Novell, by the way, appears not to have commented on this win in a press release. Update: One of Novell's PR representatives contacted me. He agreed that Novell hadn't sent out a release on this topic. They did, on the other hand, publish something on their PR blog about this (see http://www.novell.com/prblogs/?p=2406 for more information.)
As an aside, this approach to releasing information doesn't work very well unless all of the intended recipients come around and visit the blog from time to time. Since we're tracking well over 100 virtualization suppliers and well over 200 cloud computing suppliers, visiting all of their blogs would be a huge investment in time and effort
While protecting intellectual property is important and I'm not at all opposed to individuals or companies earning money through their innovation and hard work, I'm not at all sure applying the concept of patents, a concept originally meant to protect mechanical processes, to software is a good thing. Software is inherently different than a mechanical process.

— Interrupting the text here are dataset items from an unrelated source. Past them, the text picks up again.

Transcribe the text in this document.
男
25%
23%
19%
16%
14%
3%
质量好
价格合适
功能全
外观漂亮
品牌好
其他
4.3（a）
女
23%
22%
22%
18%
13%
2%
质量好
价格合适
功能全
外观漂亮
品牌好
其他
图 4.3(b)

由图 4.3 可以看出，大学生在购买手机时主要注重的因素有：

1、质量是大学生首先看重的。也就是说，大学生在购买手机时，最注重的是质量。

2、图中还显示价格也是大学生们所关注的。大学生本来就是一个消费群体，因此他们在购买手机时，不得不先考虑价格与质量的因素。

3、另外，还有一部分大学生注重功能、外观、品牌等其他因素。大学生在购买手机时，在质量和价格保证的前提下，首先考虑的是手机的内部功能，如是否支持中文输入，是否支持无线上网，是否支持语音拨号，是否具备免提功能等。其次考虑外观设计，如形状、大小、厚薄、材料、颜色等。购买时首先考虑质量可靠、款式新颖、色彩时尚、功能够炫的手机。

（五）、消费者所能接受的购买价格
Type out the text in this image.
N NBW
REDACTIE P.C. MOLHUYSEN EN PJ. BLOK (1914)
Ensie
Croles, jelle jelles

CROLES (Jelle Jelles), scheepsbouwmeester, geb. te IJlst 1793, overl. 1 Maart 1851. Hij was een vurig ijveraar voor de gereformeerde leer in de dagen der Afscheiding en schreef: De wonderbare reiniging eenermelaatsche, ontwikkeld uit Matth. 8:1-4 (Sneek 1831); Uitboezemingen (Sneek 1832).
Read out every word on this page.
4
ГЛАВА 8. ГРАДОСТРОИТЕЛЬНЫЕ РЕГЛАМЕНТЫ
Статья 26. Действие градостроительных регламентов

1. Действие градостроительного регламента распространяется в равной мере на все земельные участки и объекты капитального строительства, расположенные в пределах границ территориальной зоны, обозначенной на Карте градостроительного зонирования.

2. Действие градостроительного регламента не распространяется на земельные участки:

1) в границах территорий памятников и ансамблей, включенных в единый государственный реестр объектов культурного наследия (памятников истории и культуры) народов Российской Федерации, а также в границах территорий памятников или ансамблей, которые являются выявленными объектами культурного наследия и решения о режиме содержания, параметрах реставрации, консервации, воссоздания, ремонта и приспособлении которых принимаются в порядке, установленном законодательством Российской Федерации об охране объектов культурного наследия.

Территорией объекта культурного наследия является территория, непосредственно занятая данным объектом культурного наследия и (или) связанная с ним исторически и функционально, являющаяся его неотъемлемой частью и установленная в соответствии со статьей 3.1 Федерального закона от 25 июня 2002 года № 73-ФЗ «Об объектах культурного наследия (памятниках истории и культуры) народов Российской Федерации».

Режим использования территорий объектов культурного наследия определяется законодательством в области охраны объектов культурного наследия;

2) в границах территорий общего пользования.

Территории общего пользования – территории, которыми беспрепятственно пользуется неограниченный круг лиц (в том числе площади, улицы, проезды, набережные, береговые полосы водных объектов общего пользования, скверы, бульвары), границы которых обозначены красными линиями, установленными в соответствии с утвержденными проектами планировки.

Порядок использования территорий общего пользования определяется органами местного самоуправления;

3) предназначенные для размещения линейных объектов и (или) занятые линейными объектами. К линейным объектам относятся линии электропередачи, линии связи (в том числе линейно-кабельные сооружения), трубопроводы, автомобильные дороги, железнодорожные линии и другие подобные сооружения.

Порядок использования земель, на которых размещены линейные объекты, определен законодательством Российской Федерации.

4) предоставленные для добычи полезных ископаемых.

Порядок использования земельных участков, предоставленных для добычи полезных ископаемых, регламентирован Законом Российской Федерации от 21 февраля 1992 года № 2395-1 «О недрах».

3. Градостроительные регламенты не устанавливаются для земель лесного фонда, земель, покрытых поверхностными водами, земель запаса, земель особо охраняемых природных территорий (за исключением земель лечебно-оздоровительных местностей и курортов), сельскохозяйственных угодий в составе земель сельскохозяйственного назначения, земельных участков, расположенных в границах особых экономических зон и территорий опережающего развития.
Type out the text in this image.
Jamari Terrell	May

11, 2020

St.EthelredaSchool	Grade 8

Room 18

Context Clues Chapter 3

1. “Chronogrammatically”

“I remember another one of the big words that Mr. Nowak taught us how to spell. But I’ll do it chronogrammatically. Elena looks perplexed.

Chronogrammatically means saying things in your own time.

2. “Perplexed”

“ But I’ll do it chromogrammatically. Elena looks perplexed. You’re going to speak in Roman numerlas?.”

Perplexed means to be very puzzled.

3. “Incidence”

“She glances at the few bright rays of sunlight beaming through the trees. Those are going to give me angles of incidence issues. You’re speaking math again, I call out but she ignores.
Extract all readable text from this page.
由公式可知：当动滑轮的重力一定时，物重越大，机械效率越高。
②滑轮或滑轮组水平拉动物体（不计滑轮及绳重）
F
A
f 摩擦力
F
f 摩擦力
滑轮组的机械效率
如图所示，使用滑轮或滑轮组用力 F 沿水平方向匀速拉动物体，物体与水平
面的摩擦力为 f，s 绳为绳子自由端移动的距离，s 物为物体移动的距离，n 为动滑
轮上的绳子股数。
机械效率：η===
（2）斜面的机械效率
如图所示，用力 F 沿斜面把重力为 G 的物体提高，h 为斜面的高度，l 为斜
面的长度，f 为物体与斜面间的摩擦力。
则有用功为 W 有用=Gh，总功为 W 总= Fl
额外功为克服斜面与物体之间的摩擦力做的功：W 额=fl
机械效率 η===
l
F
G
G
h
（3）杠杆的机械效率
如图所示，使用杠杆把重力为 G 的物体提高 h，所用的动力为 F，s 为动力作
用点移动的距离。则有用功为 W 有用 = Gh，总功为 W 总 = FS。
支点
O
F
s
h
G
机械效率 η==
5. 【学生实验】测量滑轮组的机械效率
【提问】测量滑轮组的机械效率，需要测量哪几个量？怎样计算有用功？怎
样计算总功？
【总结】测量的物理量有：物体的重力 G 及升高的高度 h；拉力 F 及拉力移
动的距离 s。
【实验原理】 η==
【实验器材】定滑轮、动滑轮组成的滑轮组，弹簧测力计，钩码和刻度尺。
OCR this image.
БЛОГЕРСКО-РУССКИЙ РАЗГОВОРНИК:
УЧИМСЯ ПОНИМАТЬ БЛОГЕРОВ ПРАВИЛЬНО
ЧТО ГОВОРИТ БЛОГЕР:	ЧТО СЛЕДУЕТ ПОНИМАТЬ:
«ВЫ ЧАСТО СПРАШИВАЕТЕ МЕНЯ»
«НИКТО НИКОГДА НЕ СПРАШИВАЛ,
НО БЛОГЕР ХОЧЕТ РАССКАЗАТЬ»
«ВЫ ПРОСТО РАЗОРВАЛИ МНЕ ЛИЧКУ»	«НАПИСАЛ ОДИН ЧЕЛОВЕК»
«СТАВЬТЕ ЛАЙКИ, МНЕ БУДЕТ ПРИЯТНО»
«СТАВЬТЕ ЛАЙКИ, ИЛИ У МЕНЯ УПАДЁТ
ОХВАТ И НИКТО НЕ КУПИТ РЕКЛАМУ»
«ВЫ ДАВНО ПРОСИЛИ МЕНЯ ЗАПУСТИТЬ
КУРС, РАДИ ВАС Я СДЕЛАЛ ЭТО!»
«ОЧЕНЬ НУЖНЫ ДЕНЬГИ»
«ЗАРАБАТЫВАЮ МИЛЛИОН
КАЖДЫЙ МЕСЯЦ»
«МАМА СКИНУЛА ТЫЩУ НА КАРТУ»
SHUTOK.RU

Having been a software engineer, I know that often there are many different ways to implement the same concept. I've implemented similar functions in APL, COBOL, Datatrieve, Dibol, LISP, FORTRAN, MUMPS, PL/I and quite a few other languages which could be described as merely footnotes in the history of IT. The only thing shared by these different pieces of code was a common need. This is quite a bit different from building a set of cogs, levers and the like to implement something.
The problem faced by developers today is that if a company or an individual wins a patent for one approach, that patent can be used as a basis for a legal attack on anyone else attempting to implement a similar function even if no code was shared between the solutions.
Since I'm no attorney, I won't attempt to discuss legal theories about why patenting software is either good or bad. I can comment that they appear to be used by some companies in an attempt to grab a slice of another company or individual's "financial pie" even though it was prepared using different ingredients, baked in a different kitchen and served using totally different dishes.
I'm happy to see it when one of those other chefs is vindicated in court. I have to wonder, however, if the industry is being served well when those chefs have to take time out of their busy schedule and invest their funds in protecting their own recipes from those who have decided that "all your recipes are belong to us."